Polish Independent Coffee Market – ETL & BI Pipeline
End-to-end data pipeline that extracts coffee market data from the Allegro API, transforms it into a clean analytical model, stores it in MySQL, and visualizes insights in Power BI.
Project Overview
- Collects data about independent coffee roasters in Poland, excluding mass-market brands.
- Focuses on product characteristics: brands, origin, roast level, caffeine content, packaging, and more.
- Creates a normalized relational schema for analytical purposes (snowflake-style).
- Provides clean datasets for BI and dashboards.
Tech Stack
Python (Poetry, Pydantic, SQLAlchemy), MySQL, DBeaver, Power BI
The pipeline uses Python for ETL: extracting JSON data from the Allegro REST API, validating and transforming it, and loading it into a relational database. Power BI visualizes the data for insights.
Architecture
The project follows an end-to-end ETL workflow:
- Extract: Fetch product data from Allegro API and save raw JSON for traceability.

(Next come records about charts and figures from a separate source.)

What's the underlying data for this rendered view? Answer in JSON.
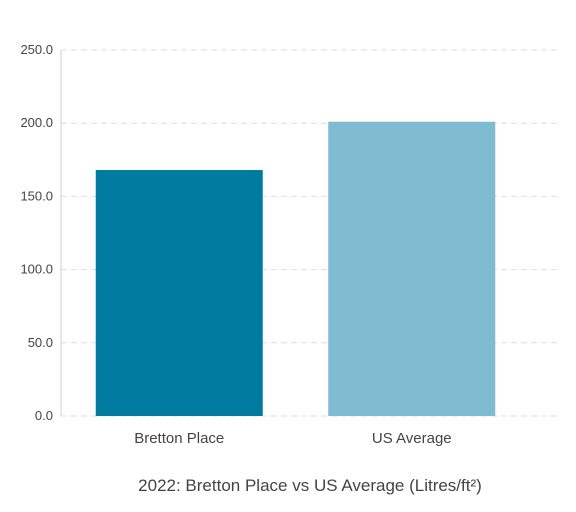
{
  "chart_data": {
    "type": "bar",
    "title": "2022: Bretton Place vs US Average (Litres/ft²)",
    "categories": [
      "Bretton Place",
      "US Average"
    ],
    "values": [
      168,
      201
    ],
    "colors": [
      "#007a9e",
      "#7fbcd1"
    ],
    "ylim": [
      0,
      250
    ],
    "yticks": [
      "0.0",
      "50.0",
      "100.0",
      "150.0",
      "200.0",
      "250.0"
    ],
    "grid": true,
    "legend": "none"
  }
}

- Transform: Normalize products, parameters, and parameter values into relational tables. Clean and validate data using Pydantic models.
- Load: Insert processed data into MySQL tables using idempotent Python functions.
- Analyze: Create BI dashboards in Power BI using the cleaned relational model. Key metrics include brand distribution, origin, roast levels, caffeine content, and package sizes.

Key Insights
- Top package sizes: 1000g, 250g, 500g, with rare sizes grouped as “Other”.
- Most products are Arabica, with light and medium roast dominating independent roasters.
- Brazil, Ethiopia, and Colombia are the most common origins for Polish independent coffees.
- Decaf products are a small fraction, showing niche market presence.
Screenshots


Code & Documentation
Full code, database schema, and Power BI files are available on GitHub:github.com/yourusername/data-coffee-market
What I Learned
This project demonstrates end-to-end ETL design, data modeling, Python validation with Pydantic, relational schema design, and interactive dashboards in Power BI. I improved skills in API integration, data cleaning, idempotent database operations, and dashboard storytelling.